Her lawyers had sent out cease-and-desist notices, but when the video had been copied and copied again, they didn’t have much effect. One or two of the first posted videos disappeared, but her lawyers were right—getting them all down was going to be like playing whack-a-mole. And, annoyingly, her lawyers also agreed with Shanna—that the question of whether or not the recording was unknown was up for debate.
“We could take this to the state supreme court!” one of the younger ones said on the phone, a bit too eager to put Quinn’s life on display (and bill her hours). Spotlighting the video with a costly and cynical legal battle did not seem like the best way to “fix it.” She didn’t want the Streisand Effect ren
amed the Halloween Mom Effect.
What she needed was to bury this.
Friday, wearing her biggest pair of sunglasses and braving drop-off, Quinn again called in sick.
She could continue to endure drop-off and pickup, she decided, at least until Alba returned. She could never take Ham out of Little Wonders. He loved it there.
Although a phone call from Alba that morning put the kibosh on that plan of having Alba start drop-off duty again.
“My daughter is having a baby!” Alba said via the spotty connection. “I’m going to be a grandmamma!”
“Congratulations, Alba,” Quinn had said, biting her lip. “I’m so glad you got to spend this, er, unplanned week with your family . . . you’ll be back on Monday?”

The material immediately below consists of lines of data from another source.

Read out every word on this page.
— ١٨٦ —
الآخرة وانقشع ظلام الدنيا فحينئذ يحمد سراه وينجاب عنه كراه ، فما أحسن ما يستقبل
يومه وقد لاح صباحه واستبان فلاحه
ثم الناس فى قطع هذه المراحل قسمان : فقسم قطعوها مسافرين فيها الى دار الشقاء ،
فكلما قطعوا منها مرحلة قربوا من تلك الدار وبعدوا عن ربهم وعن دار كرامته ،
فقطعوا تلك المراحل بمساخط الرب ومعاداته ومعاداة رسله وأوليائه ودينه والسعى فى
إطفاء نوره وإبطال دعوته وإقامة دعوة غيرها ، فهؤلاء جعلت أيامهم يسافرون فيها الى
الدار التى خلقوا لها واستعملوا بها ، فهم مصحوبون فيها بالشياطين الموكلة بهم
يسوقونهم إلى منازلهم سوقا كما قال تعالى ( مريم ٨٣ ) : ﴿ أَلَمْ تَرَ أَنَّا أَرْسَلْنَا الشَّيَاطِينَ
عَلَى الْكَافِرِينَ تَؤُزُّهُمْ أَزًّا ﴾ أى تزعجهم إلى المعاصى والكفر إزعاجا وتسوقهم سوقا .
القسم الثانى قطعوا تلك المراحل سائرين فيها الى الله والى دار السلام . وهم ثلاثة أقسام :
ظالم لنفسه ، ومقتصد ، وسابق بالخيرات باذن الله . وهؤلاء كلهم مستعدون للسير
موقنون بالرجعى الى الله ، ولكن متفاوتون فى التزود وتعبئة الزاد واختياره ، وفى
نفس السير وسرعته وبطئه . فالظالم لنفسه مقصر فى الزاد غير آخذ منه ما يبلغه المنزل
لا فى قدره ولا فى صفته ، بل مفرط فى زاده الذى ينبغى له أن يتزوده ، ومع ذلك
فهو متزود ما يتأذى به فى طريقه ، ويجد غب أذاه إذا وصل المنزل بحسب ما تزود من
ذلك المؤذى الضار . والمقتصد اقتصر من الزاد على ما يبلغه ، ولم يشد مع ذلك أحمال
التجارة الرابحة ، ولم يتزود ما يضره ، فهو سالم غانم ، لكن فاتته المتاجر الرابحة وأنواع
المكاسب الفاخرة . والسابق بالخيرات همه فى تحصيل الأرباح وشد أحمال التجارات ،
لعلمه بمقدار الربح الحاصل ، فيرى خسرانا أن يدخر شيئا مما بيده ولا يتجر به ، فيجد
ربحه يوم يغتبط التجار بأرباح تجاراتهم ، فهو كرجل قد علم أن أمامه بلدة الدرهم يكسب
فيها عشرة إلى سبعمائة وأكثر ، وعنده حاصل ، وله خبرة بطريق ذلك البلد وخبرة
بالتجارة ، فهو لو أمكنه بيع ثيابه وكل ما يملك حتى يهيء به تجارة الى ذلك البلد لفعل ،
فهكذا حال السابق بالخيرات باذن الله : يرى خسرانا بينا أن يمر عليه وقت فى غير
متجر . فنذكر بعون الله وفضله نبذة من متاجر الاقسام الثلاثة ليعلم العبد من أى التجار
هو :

“Actually, Miss Quinn . . . my daughter, she’s due sooner than we might have told the priest. I need to be here for her.”
“For how long?”
“. . . It’s my first grandchild, Miss Quinn.” Quinn could practically hear Alba shrug.
And that’s all there was to it. Alba might be back in a few months—or she might not. It might have been because of the video—or it might have been solely because of Alba’s daughter’s lack of birth control. Either way, Quinn would need to find another nanny/housekeeper/all around lifesaver.
Ham was going to be devastated.
Yes, there was absolutely no way she could remove him from Little Wonders now.
So, Friday afternoon, she managed to corner the principal, Ms. Anna (picking up Hamilton at the absolute latest possible hour, avoiding as many parents as she could), seeking reassurance about his place in the school.
And for the first time in a week, she got a glimmer of understanding, and, dare she say it . . . hope.
“Mrs. Barrett, Hamilton is part of our family. We look forward to continuing with his education. Regardless of the recent incident.”
“Really?” Quinn couldn’t help but exclaim. Relief practically had her knees buckling.
“I realize that this has not cast the best light on you—or on the school, and I have fielded some phone calls to that effect,” Ms. Anna said, and Quinn’s stomach dropped again. “But the school’s legal representatives have assured me nothing in the video threatens our charter. And any bad light on the school will soon blow over.”